On Thursday, 18 October 2018 at 10:08:48 UTC, Stanislav Blinov
wrote:
Manu,
how is it that you can't see what *your own* proposal means???
Implicit casting from mutable to shared means that everything
is shared by default! Precisely the opposite of what D
proclaims.
Well, sorta. But that's not a problem, because you can't do
anything that's not threadsafe to something that's shared.
You also essentially forbid defining *any* functions that take
`shared T*` argument(s). You keep asking for concrete "holes".
Don't you see what the previous "atomicInc" example implies???
I certainly don't. Please do elucidate.
If *any* free function `foo(shared T* bar)`, per your
definition, is not threadsafe, then no other function with
shared argument(s) can be threadsafe at all. So how do you call
functions on shared data then? You keep saying "methods,
methods..."
struct Other { /* ... */ }
struct S {
void foo(shared Other*) shared;
}
Per your rules, there would be *nothing* in the language to
prevent calling S.foo with an unshared Other.

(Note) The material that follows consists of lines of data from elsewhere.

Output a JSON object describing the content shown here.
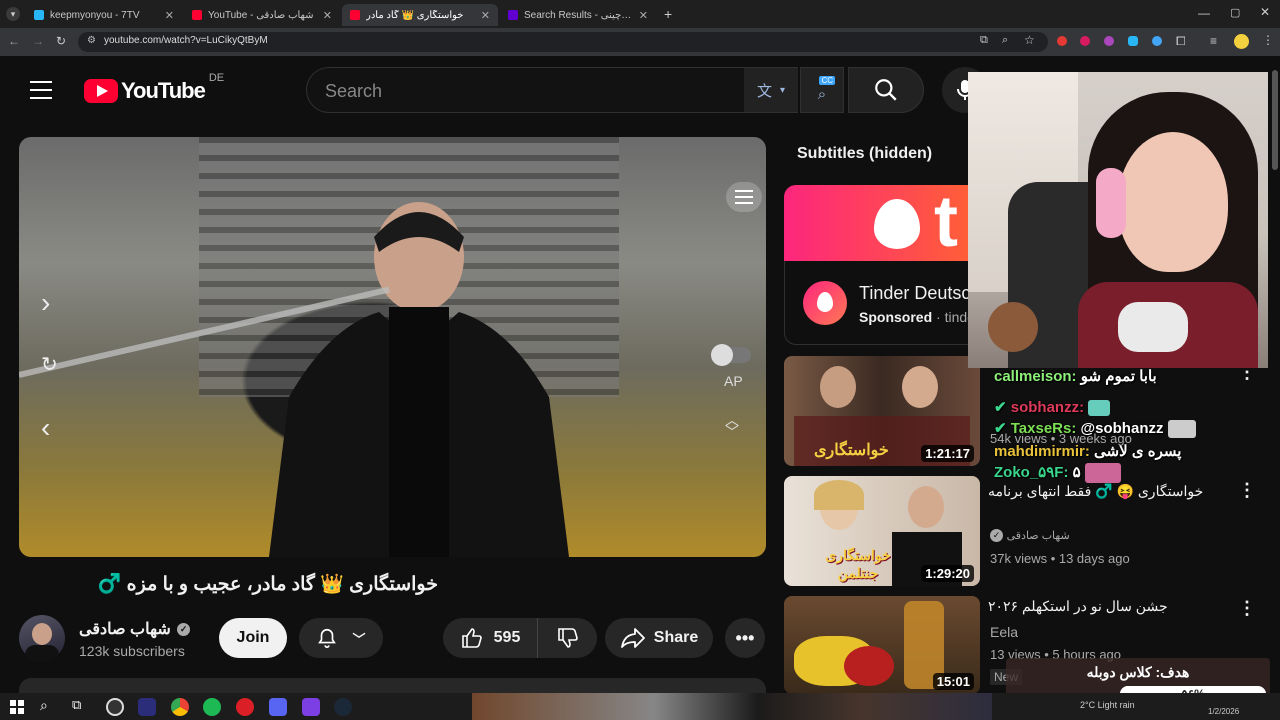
{
  "browser": {
    "tabs": [
      {
        "label": "keepmyonyou - 7TV",
        "active": false
      },
      {
        "label": "YouTube - شهاب صادقی",
        "active": false
      },
      {
        "label": "خواستگاری 👑 گاد مادر",
        "active": true
      },
      {
        "label": "Search Results - طالع بینی چینی",
        "active": false
      }
    ],
    "url": "youtube.com/watch?v=LuCikyQtByM"
  },
  "youtube": {
    "logo_text": "YouTube",
    "region": "DE",
    "search_placeholder": "Search",
    "cc_badge": "CC"
  },
  "player": {
    "ap_label": "AP"
  },
  "video": {
    "title": "خواستگاری 👑 گاد مادر، عجیب و با مزه ♂️",
    "channel_name": "شهاب صادقی",
    "subscribers": "123k subscribers",
    "join_label": "Join",
    "likes": "595",
    "share_label": "Share"
  },
  "sidebar": {
    "subtitles_hidden": "Subtitles (hidden)",
    "ad": {
      "brand_letter": "t",
      "title": "Tinder Deutsc",
      "sponsored": "Sponsored",
      "domain": "tinde"
    },
    "videos": [
      {
        "title": "",
        "duration": "1:21:17",
        "channel": "",
        "meta": "54k views • 3 weeks ago",
        "thumb_text": "خواستگاری"
      },
      {
        "title": "خواستگاری 😝 ♂️ فقط انتهای برنامه",
        "duration": "1:29:20",
        "channel": "شهاب صادقی",
        "meta": "37k views • 13 days ago",
        "thumb_text": "خواستگاری جنتلمن"
      },
      {
        "title": "جشن سال نو در استکهلم ۲۰۲۶",
        "duration": "15:01",
        "channel": "Eela",
        "meta": "13 views • 5 hours ago",
        "badge": "New"
      }
    ]
  },
  "chat": [
    {
      "user": "callmeison:",
      "msg": "بابا تموم شو",
      "color": "#8df07a"
    },
    {
      "user": "sobhanzz:",
      "msg": "",
      "color": "#e03a5a"
    },
    {
      "user": "TaxseRs:",
      "msg": "@sobhanzz",
      "color": "#7ddf54"
    },
    {
      "user": "mahdimirmir:",
      "msg": "پسره ی لاشی",
      "color": "#e8c23a"
    },
    {
      "user": "Zoko_۵۹F:",
      "msg": "۵",
      "color": "#39d68c"
    }
  ],
  "goal": {
    "label": "هدف: کلاس دوبله",
    "percent": "۵۶%",
    "fraction": 0.56
  },
  "taskbar": {
    "weather": "2°C  Light rain",
    "date": "1/2/2026"
  }
}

That's true. And you can't do anything to it, so that's fine.
So the only way to make your proposal work would be to forbid
all functions from taking `shared T*` or `ref shared T`
argument.
No. Please read this thread again. From the beginning, every
word. Actually, don't do that, because Manu's proposal is simple
and elegant:
1. the rule must be applied that shared object can not be read
or written
2. attributing a method shared is a statement and a promise
that the
method is threadsafe
The rest just follows naturally.
There's actually one more thing: The one and only thing you can
do (without unsafe casting) with a shared object, is call shared
methods and free functions on it.
To sum up, things you implied but never specified in your
proposal:
1. Primitive types can't be explicitly `shared`.
Sure they can, they just can't present a thread-safe interface,
so you can't do anything with a shared(int).
2. Free functions taking `shared` arguments are not allowed.
Yes, they are. They would be using other shared methods or free
functions on the shared argument, and would thus be thread-safe.
If defined in the same module as the type on which they operate,
they would have access to the internal state of the object, and
would have to be written in such a way as to not violate the
thread-safety of other methods and free functions that operate on
it.
3. Only `shared` methods can implement threadsafe operations on
`shared` data (which contradicts (2) already) <- this one you
did specify.
Non-shared methods are perfectly free to be thread-safe (and they
should be, in the sense that they shouldn't interfere with shared
methods). A better way to state this is that only shared methods
may be called on a shared object. A shared object may also be
passed to a function taking a shared parameter.
4. Every variable is implicitly shared, whether intended so or
not.
Well, yes, in the same sense that every variable is also
implicitly const, whether intended so or not.